Adam Robitel: Not at all. I think the lobby was Deborah’s because she has PTSD from fire. The cabin was Logan (Miller) because of the antlers and his car crash. The ice room was supposed to be for Jason (Jay Ellis) because of his exposure and the guy on the boat. The billiard room was Zoey (Taylor Russel) because she went down in a plane crash and landed upside down. The hospital was kind of supposed to be the coherence of all of them, but also Nik (Dodani) because Danny’s parents died from carbon monoxide. Then the library, or the crushing room, was for Mike (Tyler Labine) because he was almost crushed in the mines.
WH: That’s much subtler than I feel like a freshman filmmaker would be confident including. So, the film ended on a definite cliff-hanger. I was researching and it said that Sony had already greenlit the sequel. Anything you can tell us about it?
Adam Robitel: Yeah, we’re dated. We’re already discussing concepts for new rooms and we’re expecting a script in a couple weeks! We’re full steam ahead. We have our work cut out for us because we used a lot of the big ones, whether it being gravity, crushing, or fire. How do you kill people without using too much gore or any gore at all, you know?
WH: Before you go, I always like to hit on one more thing! I know you said you don’t see the film as a horror movie, but this is Wicked Horror. I like to ask all the actors, directors, writers, and everyone we interview to give me one horror movie that is either your favorite or one that you think got criminally overlooked as of late.

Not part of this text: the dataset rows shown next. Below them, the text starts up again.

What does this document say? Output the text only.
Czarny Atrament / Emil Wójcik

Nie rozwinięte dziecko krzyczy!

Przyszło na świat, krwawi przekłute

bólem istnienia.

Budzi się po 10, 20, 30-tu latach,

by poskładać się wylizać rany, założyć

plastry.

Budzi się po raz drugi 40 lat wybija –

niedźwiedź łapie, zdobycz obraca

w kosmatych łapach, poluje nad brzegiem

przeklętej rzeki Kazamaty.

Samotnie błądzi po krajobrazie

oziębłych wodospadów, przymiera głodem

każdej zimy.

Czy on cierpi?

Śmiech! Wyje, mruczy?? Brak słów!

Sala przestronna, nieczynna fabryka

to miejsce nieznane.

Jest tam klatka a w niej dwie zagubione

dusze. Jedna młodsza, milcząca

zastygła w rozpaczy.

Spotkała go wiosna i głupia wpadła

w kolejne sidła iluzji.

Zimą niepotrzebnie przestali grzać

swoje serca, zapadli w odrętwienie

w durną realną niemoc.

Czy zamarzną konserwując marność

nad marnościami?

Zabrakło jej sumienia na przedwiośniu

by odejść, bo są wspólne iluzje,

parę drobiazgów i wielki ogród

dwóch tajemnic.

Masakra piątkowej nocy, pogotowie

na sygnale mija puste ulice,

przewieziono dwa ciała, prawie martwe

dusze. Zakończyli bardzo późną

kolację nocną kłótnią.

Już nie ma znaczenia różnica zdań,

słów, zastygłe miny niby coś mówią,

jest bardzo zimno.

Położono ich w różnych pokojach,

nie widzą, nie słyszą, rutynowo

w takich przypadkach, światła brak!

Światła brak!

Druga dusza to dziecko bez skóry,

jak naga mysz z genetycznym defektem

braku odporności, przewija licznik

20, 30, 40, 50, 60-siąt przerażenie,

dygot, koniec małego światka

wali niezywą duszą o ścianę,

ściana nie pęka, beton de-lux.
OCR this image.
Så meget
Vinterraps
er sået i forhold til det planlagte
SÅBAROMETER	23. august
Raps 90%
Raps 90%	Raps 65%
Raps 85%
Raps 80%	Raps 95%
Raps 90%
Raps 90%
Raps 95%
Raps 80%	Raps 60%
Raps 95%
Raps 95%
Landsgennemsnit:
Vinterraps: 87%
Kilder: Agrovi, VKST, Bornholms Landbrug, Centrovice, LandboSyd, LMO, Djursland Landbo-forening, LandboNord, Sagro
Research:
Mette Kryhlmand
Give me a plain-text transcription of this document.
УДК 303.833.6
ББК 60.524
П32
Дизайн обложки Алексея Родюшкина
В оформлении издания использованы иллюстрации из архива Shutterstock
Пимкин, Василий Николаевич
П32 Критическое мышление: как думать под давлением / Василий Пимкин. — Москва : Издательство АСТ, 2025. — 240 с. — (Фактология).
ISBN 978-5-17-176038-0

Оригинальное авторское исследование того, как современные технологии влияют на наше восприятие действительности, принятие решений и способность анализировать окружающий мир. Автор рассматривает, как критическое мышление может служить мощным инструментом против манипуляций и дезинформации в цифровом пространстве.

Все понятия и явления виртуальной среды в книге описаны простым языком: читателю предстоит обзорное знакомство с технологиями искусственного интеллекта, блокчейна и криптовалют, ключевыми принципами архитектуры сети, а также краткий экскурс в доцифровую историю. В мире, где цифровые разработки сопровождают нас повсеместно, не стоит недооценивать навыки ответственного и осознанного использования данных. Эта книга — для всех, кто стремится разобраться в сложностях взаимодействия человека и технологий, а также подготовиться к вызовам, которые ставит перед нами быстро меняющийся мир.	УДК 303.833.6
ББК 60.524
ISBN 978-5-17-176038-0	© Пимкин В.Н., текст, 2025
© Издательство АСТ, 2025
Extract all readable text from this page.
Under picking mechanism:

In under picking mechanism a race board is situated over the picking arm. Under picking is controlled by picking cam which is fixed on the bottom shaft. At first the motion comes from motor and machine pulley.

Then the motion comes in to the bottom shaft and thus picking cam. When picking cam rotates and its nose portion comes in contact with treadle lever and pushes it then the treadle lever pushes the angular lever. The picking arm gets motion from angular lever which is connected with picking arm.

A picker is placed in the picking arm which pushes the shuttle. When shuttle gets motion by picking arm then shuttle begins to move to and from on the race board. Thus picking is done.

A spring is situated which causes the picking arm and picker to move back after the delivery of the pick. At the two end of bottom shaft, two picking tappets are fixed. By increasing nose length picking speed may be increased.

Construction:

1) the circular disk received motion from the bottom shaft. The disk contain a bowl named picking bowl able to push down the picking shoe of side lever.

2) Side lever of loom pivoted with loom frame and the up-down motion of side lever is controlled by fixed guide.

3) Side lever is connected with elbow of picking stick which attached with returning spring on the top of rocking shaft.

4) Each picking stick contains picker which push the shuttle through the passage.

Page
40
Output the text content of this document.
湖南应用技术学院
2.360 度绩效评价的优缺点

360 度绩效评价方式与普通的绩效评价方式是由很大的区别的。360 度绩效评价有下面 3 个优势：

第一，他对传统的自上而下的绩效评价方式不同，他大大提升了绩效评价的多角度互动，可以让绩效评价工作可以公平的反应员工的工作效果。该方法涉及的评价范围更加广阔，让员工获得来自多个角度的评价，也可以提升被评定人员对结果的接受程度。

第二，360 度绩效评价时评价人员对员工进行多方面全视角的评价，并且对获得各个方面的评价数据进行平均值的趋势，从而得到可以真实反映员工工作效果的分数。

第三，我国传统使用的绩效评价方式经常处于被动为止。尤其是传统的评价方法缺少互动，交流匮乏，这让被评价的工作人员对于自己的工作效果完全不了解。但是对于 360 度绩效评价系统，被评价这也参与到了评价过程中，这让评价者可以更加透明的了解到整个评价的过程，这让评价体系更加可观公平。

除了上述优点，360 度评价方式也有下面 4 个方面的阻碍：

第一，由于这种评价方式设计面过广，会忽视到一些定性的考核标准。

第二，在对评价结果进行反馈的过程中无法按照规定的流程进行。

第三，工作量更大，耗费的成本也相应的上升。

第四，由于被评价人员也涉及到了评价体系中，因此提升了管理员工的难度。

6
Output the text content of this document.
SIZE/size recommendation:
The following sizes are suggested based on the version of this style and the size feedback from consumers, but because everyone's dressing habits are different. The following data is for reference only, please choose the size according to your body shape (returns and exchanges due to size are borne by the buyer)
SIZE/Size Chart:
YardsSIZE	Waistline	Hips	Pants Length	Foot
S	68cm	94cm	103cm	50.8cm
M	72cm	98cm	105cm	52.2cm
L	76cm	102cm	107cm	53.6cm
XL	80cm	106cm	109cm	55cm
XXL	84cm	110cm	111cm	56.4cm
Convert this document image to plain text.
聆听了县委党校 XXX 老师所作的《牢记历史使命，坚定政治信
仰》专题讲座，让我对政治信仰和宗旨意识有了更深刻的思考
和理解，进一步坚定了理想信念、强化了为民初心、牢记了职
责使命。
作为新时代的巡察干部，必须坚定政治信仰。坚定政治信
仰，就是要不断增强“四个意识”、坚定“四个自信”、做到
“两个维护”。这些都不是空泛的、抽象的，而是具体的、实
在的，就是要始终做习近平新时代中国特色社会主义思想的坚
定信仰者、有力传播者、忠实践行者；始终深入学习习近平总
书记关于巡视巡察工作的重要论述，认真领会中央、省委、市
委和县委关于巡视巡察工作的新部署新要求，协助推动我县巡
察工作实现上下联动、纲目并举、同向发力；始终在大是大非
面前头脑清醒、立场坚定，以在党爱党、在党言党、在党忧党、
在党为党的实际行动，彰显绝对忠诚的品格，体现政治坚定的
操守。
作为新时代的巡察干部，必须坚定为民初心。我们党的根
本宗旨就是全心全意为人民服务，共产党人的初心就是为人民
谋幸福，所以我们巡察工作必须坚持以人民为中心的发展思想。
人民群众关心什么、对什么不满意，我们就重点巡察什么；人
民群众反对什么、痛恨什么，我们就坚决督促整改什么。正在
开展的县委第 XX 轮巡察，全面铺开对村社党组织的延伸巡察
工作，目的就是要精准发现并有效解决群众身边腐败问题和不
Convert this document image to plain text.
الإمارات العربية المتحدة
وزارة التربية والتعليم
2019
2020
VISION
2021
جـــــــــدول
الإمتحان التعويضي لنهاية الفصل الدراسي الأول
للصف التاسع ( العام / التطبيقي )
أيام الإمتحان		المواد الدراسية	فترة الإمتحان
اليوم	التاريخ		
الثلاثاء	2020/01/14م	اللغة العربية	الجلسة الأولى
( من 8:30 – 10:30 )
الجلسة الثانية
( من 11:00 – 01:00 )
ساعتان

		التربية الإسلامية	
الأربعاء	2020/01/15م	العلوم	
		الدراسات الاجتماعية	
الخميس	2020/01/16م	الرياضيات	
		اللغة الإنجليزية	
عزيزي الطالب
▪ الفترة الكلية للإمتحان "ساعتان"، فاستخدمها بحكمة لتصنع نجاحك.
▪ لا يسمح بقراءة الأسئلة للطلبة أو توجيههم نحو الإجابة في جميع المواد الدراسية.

Adam Robitel: The movie very few people have seen that I absolutely love is called Session 9. It was the first feature I think Brad Anderson shot and it was filmed at the Danvers Insane Asylum, a place I grew up near outside of Boston. It’s super creepy. They wrote the script based on the location. If you like a slow burn, psychological thriller, The Shining-esque, Session 9 is great.
WH: Adam, thanks for talking. Like I said, really dug the movie. Not just excited about the sequel but whatever you have coming down the pipe.
Adam Robitel: Thanks, Mark. I really appreciate it!
Escape Room is now available on Blu-ray/DVD.